Persisting global uncertainties will pose challenges for Indian government’s market borrowings despite the lowering of the budgeted fiscal deficit of the Centre, the Reserve Bank of India said in its annual report released May 30.
“The Reserve Bank would endeavour to ensure smooth completion of the government borrowing programme in line with the guiding principles of debt management while ensuring stable debt structure for the governments,” it added.
India must continue to lower its fiscal deficit to bolster its policy buffers and make its debt sustainable, the RBI said the annual report. The Centre aims to lower its budget gap to 5.9 percent of GDP in 2023-24, from 6.5 percent in the previous fiscal year.
The RBI is the debt manager for India’s central and state governments.

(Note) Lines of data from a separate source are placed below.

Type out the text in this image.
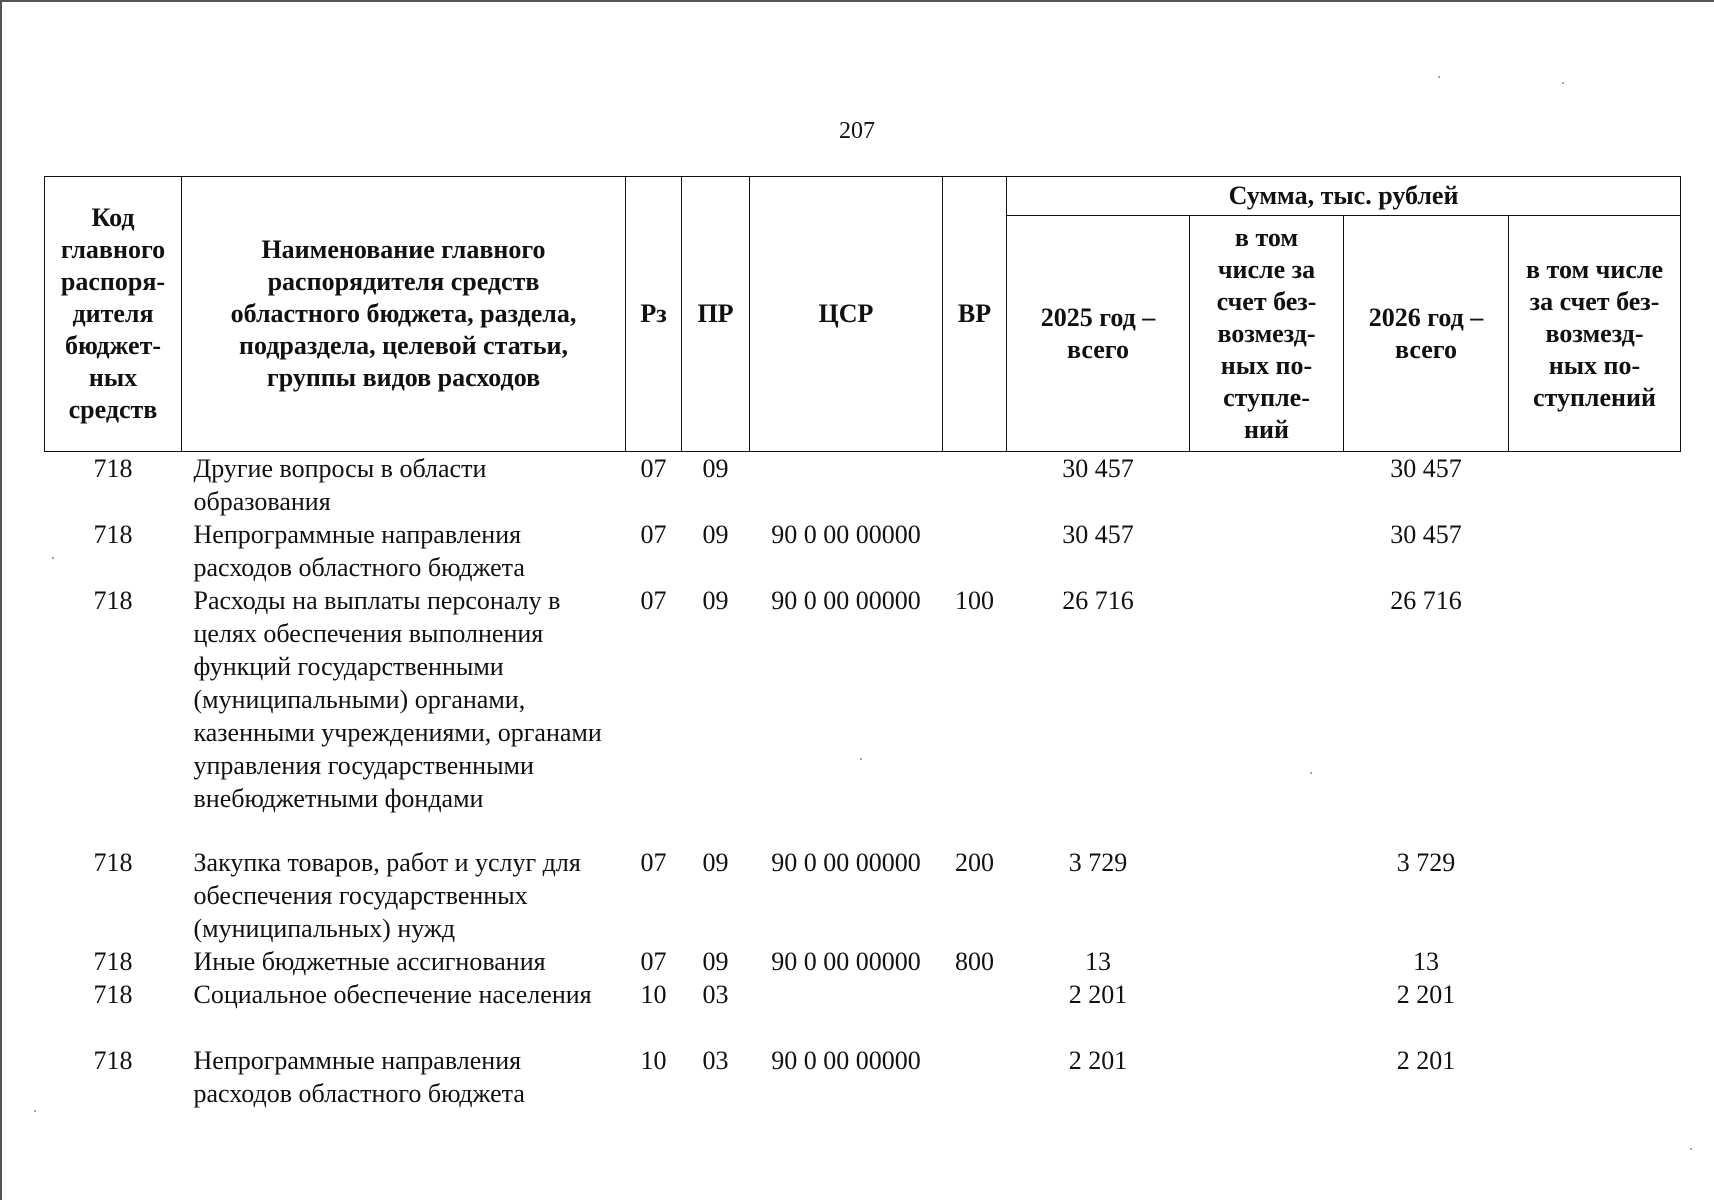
207
Код главного распоря-дителя бюджет-ных средств	Наименование главного распорядителя средств областного бюджета, раздела, подраздела, целевой статьи, группы видов расходов	Рз	ПР	ЦСР	ВР	Сумма, тыс. рублей			
						2025 год – всего	в том числе за счет без-возмезд-ных по-ступле-ний	2026 год – всего	в том числе за счет без-возмезд-ных по-ступлений
718	Другие вопросы в области образования	07	09			30 457		30 457	
718	Непрограммные направления расходов областного бюджета	07	09	90 0 00 00000		30 457		30 457	
718	Расходы на выплаты персоналу в целях обеспечения выполнения функций государственными (муниципальными) органами, казенными учреждениями, органами управления государственными внебюджетными фондами	07	09	90 0 00 00000	100	26 716		26 716	
718	Закупка товаров, работ и услуг для обеспечения государственных (муниципальных) нужд	07	09	90 0 00 00000	200	3 729		3 729	
718	Иные бюджетные ассигнования	07	09	90 0 00 00000	800	13		13	
718	Социальное обеспечение населения	10	03			2 201		2 201	
718	Непрограммные направления расходов областного бюджета	10	03	90 0 00 00000		2 201		2 201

India’s central government aims to borrow Rs 15.43 lakh crore in 2023-24 through government bonds, compared to Rs 14.21 lakh crore in 2022-23. The net market borrowing, including Treasury bills, is budgeted at Rs 12.31 lakh crore, financing 68.89 percent of fiscal deficit in 2023-24, according to the RBI.
App for retail bonds
In 2023-24, the RBI aims to develop a mobile application for improving the ease of access for retail investors under the Retail Direct Scheme, through which investors can buy government bonds.

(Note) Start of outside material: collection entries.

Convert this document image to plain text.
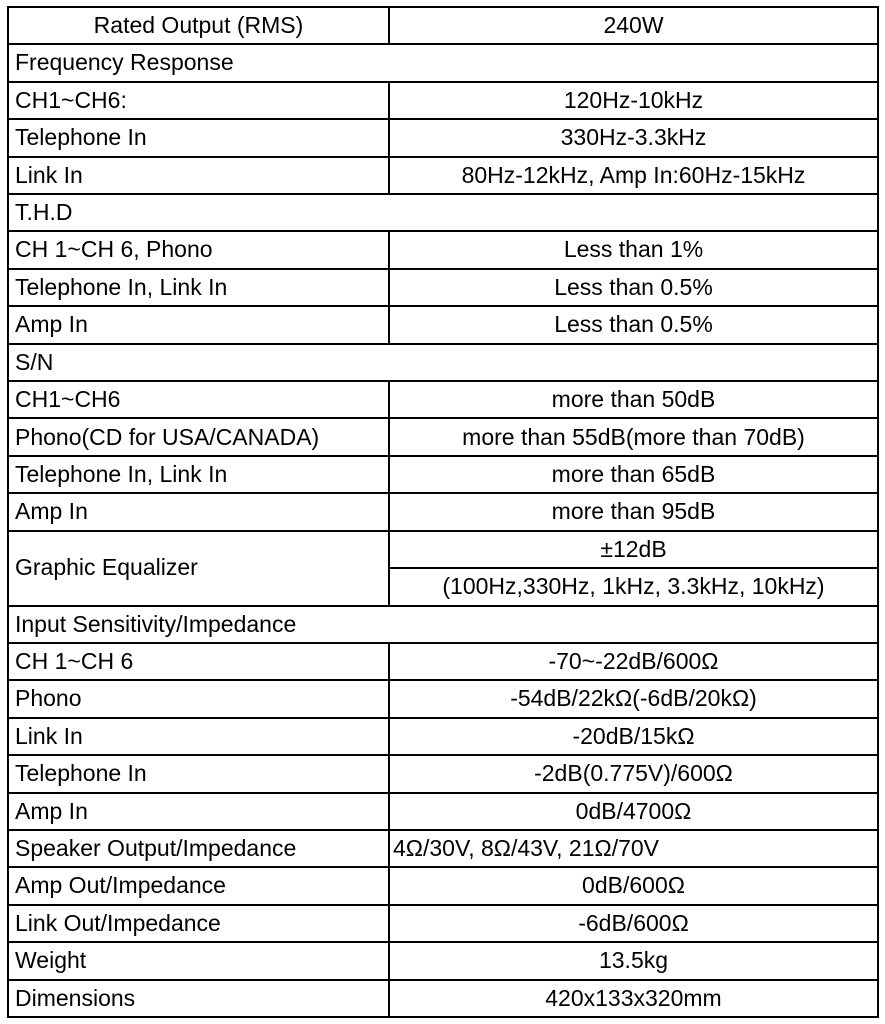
Rated Output (RMS)	240W
Frequency Response	
CH1~CH6:	120Hz-10kHz
Telephone In	330Hz-3.3kHz
Link In	80Hz-12kHz, Amp In:60Hz-15kHz
T.H.D	
CH 1~CH 6, Phono	Less than 1%
Telephone In, Link In	Less than 0.5%
Amp In	Less than 0.5%
S/N	
CH1~CH6	more than 50dB
Phono(CD for USA/CANADA)	more than 55dB(more than 70dB)
Telephone In, Link In	more than 65dB
Amp In	more than 95dB
Graphic Equalizer	±12dB
	(100Hz,330Hz, 1kHz, 3.3kHz, 10kHz)
Input Sensitivity/Impedance	
CH 1~CH 6	-70~-22dB/600Ω
Phono	-54dB/22kΩ(-6dB/20kΩ)
Link In	-20dB/15kΩ
Telephone In	-2dB(0.775V)/600Ω
Amp In	0dB/4700Ω
Speaker Output/Impedance	4Ω/30V, 8Ω/43V, 21Ω/70V
Amp Out/Impedance	0dB/600Ω
Link Out/Impedance	-6dB/600Ω
Weight	13.5kg
Dimensions	420x133x320mm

The central bank will also take measures for enhancing retail investor awareness about the scheme.
Meanwhile, the central bank will also seek to implement the Society for Worldwide Interbank Financial Telecommunications (SWIFT) module for putting through transactions of foreign central banks and expand the coverage of government debt statistics in RBI’s Data Warehouse System.
It will also conduct of capacity building programmes for sensitising the state governments about prudent practices in cash and debt management.